Goldwater is out of living memory for most, but Ron Paul was a big deal in two of the last three elections, and I’d argue he’s truer to the spirit of Goldwater and fiscal responsibility than anyone currently in the top tier of the Republican Party. Libertarianism has appeals to both the left (government out of marriage, legal weed), and right (small government, hands-off on the economy). I think the Right wing appeals to Ron Paul and the Libertarian Party are stronger, so it makes sense for Paul to have campaigned as a Republican. Just as it made more sense for Sanders to campaign as a Democrat even though the party has long since abandoned the leftism he represents.
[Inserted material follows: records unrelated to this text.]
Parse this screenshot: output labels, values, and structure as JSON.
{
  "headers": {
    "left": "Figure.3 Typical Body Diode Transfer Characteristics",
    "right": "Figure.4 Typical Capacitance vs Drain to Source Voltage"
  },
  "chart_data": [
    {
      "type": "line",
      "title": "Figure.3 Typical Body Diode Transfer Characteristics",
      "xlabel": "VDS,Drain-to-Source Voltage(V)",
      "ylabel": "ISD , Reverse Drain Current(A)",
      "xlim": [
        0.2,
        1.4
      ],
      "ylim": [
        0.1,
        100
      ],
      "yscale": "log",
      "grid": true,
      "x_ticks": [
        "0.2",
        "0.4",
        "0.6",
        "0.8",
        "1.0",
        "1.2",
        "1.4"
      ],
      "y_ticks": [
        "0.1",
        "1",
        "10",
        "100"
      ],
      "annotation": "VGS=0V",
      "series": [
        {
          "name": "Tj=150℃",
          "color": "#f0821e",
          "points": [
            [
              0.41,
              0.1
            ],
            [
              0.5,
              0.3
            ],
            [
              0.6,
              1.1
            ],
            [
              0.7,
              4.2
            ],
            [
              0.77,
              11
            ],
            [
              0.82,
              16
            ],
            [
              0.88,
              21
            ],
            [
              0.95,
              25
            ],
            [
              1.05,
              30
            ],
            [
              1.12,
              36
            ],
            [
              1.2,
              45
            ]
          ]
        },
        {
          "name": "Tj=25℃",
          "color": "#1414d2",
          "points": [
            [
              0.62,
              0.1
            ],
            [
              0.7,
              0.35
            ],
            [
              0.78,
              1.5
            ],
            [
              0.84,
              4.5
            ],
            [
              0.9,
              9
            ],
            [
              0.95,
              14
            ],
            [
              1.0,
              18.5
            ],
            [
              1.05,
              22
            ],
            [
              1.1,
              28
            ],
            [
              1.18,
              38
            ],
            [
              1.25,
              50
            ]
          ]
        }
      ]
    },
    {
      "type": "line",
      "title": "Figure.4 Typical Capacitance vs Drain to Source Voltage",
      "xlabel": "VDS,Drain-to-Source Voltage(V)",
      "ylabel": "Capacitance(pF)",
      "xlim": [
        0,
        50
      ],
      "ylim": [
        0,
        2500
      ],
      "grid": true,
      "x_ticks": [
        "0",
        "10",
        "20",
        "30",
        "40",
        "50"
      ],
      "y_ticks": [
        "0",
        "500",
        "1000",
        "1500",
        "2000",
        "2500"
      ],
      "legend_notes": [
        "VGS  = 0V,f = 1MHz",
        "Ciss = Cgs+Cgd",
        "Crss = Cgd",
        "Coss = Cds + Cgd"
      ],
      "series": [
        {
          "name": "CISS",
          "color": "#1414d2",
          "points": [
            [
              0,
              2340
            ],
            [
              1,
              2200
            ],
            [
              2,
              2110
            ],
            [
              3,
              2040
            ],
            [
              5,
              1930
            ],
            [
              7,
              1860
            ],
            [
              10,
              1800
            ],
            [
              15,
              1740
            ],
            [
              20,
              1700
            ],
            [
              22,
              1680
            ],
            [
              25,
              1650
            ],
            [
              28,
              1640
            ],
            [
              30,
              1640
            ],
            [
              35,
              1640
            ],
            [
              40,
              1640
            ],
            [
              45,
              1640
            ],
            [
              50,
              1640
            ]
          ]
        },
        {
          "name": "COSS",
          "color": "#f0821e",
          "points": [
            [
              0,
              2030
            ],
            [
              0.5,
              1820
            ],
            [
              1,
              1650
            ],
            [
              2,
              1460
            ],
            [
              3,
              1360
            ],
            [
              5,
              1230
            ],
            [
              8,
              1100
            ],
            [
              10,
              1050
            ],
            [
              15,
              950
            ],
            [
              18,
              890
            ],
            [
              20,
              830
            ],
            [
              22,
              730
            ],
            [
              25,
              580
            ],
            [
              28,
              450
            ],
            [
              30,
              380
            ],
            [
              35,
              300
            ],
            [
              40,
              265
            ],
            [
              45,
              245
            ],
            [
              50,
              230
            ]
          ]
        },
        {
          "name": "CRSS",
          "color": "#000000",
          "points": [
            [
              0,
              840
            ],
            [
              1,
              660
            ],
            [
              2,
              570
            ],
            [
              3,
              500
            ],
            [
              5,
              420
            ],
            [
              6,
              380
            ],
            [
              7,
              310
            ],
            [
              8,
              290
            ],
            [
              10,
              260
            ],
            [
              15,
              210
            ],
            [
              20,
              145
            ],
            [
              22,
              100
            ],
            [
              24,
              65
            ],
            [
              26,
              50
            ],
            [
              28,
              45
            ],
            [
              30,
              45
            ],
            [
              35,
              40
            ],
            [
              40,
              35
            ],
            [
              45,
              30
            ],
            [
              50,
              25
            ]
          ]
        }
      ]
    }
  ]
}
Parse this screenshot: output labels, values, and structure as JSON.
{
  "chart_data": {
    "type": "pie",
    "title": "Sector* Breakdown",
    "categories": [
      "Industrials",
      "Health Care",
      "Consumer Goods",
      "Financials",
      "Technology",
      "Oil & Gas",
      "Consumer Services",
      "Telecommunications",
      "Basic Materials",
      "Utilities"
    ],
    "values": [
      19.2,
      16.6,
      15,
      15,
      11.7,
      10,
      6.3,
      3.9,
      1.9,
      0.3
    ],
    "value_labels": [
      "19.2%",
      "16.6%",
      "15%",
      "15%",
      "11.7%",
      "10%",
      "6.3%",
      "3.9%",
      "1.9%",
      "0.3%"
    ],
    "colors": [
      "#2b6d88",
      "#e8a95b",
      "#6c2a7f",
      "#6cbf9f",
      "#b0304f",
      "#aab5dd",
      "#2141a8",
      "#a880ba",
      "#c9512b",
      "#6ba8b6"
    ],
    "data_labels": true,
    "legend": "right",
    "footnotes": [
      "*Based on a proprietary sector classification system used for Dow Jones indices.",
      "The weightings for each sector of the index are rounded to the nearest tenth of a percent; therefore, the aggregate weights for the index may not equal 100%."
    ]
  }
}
Now, looking at Paul’s oration…I don’t think he is as good as Bernie. He has more of a simple country boy manner of speech which is charming enough. But his voice isn’t as booming and commanding. He has a McGovern-ish folksy twang to his voice. It’s not a problem, I just don’t think it’s as effective for rallying crowds. Paul also gets stuck on his words here and there. Not a big deal, but it’s noticeable enough to be distracting. You can see from the crowd that Paul’s still ridiculously effective in spite of these minor shortcomings.
Notice too, how similar a lot of his talking points are to Bernie’s in spite of their significant differences. Paul wants to go back to the way things were, not in reference to FDR, but in the gold standard and rolling back invasive government regulations and surveillance. Both are staunchly anti-war as well. One of the things Bernie left out in his policy speech which I’m glad to see Paul bring up, is the post-9/11 unconstitutional surveillance state. Another important issue Paul focuses on is the overuse of executive orders and line item vetoes. The office of President has become far more powerful and dictatorial than it was ever meant to be and it’s great to see someone campaign on being a hands-off, quiet president. He’s absolutely right that freedom should never be sacrificed for (the illusion of) security…but I think Paul’s talk of allowing guns on planes is pretty ridiculous.